Sunday, November 16, 2008

Words & music, shaken or stirred?

OK, so the novel and the CD work side by side, like good friends with independent lives who get together to party. But now they're shacking up: we have some actual Hungarian Dances concert invitations for next year. The concert-of-the-book, invented for the Queen's Gate Terrace event last June, therefore needs rethinking and repointing.

Squeezing a 400-page novel that covers three generations, 80 years and a sackload of characters into extracts totalling about 20-25 minutes out of a 75-min event is not so simple. What works best? Three biggish chunks of reading at the beginning, in the middle and near the end? Or an ongoing exchange of smaller chunks, with nothing longer than about 10 minutes, perhaps assisted by lighting effects to smooth the transitions and provide a modicum of theatricality without my walking backwards and forwards in precarious heels?

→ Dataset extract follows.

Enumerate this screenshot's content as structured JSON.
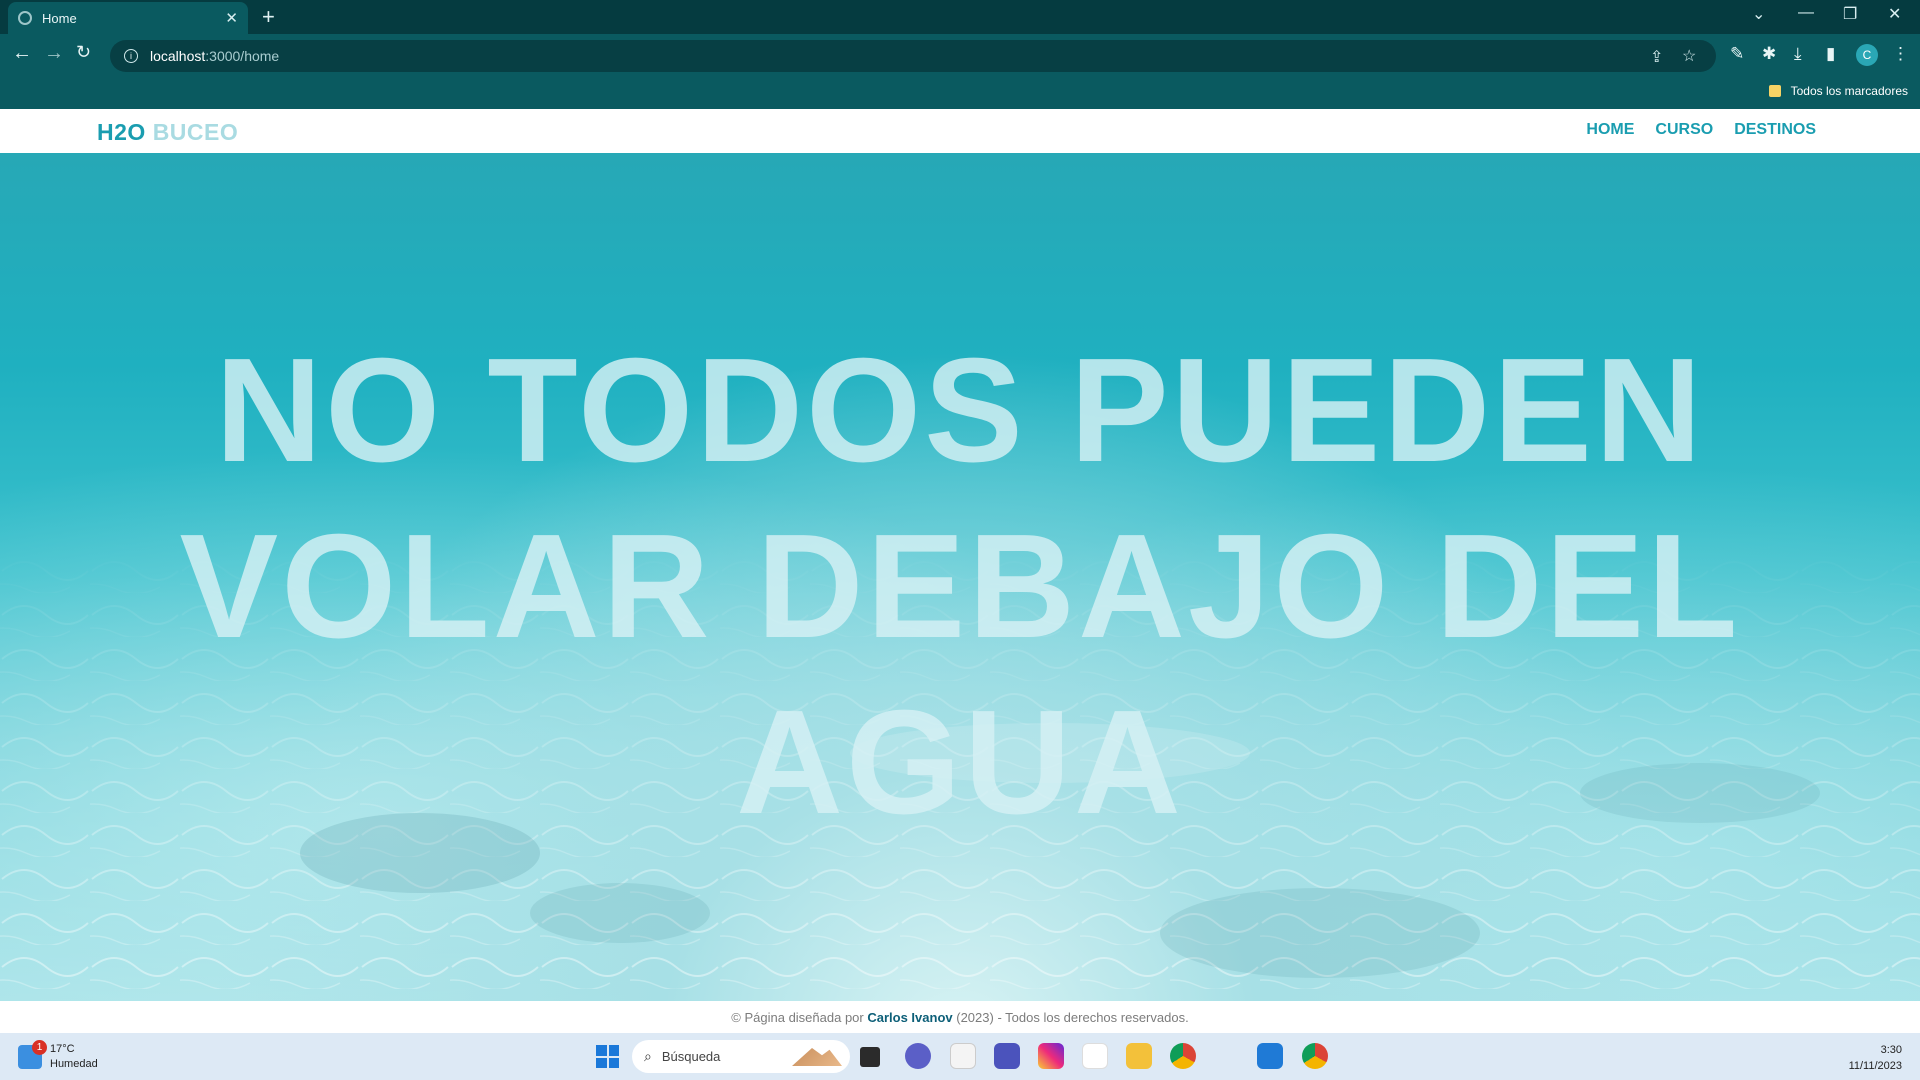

Next, how closely need the music match the extracts? It should be easy to work in some pieces like Hejre Kati that aren't directly mentioned in the book; and to shoehorn in Bartok's cameo appearance alongside the Romanian Dances; later, when Rohan plays Tzigane, there can be no substitute. But is it too obvious first to describe someone playing a piece, then play it, and use this as a blueprint throughout? Or is obviousness necessary if we're to get through to a book-clubbish audience as well as existing fiddle fanatics?

The mixing of drinks sometimes requires a good cocktail barista to work the magic. In this case, we want the audience to be stirred without the performers being shaken. Feedback needed, please, from Mr Bond, Ms Moneypenny and anyone who was there on 17 June and has sensible and helpful thoughts on the subject.